According to the TAM report, among the leading sectors on television, Food & Beverages topped with a 20% share of ad volumes, displacing Personal Care/Personal Hygiene, which was on the top during Jan-Mar'20. Services, Household Products and Personal Healthcare, were among the top five sectors. Moreover, the top three sectors added a 51% share of ad volumes, which were also among the top three during Jan-Mar'20.
"People may not be going for electronics, but they are buying FMCGs products. FMCGs advertising is up in a big way and is causing a significant spike. Also, FMCGs are traditionally low-cost inventory, hence leading growth in overall volume," shared Siddharth Anil Chopra, Revenue Head, Goldmine Telefilms. He said during the pandemic, FMCGs is the only sector where consumers didn't stop buying products.
Chopra further added, "Hindi movie channels' volume is 14-15% higher than the last year, but the revenue hasn't grown that much. Advertisers have held back their spending the entire year, hoping that things will get better, and by the end of the year, they need to spend so they can get higher budgets for the following year. Hence the inventory was up."
On the news category, which saw the highest growth in ad volumes, Gaurav Dhawan, EVP - Revenue, Times Network said, “With the Covid impact stabilizing in JFM, most businesses were coming back to normalcy and this reflected in ad volume restoration. Besides, National events including the Union budget and State Elections drove additional FCT volume, thereby making News the preferred genre. However, the second wave is a dampener. While it has not yet impacted our volumes, we are concerned about how May will turn out for the category.”
Giving his perspective around pricing, Karan Taurani, VP, Elara Capital explained told that pricing still under pressure for most of the channels. "There was no need to increase the inventory if the pricing was growing, but these are times wherein pricing is still at a decline for some properties, whereas for some, it's at par. While for key properties like IPL, it's at a peak.

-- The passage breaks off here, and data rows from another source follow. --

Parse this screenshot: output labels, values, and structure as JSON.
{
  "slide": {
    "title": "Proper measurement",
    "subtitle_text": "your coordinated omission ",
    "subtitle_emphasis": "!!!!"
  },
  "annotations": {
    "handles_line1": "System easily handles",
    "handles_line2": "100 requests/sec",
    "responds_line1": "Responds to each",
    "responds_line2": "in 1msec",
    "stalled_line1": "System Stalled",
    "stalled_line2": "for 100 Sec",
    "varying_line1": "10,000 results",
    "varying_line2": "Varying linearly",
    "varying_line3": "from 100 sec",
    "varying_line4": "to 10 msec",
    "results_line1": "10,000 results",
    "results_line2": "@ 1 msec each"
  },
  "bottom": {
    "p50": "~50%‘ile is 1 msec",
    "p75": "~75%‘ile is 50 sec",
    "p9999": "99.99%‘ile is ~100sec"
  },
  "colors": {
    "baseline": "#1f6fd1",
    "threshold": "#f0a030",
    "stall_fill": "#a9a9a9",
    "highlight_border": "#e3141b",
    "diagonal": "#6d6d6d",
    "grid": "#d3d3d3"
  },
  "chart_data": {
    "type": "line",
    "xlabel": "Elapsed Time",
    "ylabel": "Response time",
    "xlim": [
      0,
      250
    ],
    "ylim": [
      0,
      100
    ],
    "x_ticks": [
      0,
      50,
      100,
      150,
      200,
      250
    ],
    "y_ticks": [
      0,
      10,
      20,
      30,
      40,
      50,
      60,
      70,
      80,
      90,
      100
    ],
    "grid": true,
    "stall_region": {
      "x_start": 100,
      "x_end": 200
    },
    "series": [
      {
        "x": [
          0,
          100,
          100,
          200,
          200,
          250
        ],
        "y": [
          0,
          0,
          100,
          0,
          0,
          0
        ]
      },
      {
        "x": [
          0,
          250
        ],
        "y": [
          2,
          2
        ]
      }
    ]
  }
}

Pricing is not coming back is the measure reason why there is growth in the inventory," said Taurani.
He further explained that the inventory growth coupled with many factors, including the channels that have moved from pay to FTA, and were also some new channel launches. "On the news channel, we have seen massive growth in inventory—Edu-tech, ecom, and FMCGs and to some extent BFSI are the main categories for TV advertising.
As per the BARC Data for Jan- March'21, the Ecom sector continued to show healthy growth of 13% compared with the same period in 2020. Also, Digital-native brands under education (3x growth), Pharma/Health Care (7x growth) and BFSI (55% Growth) categories continue to propel the growth of the ECOM sector in Jan to March 2021 versus 2020.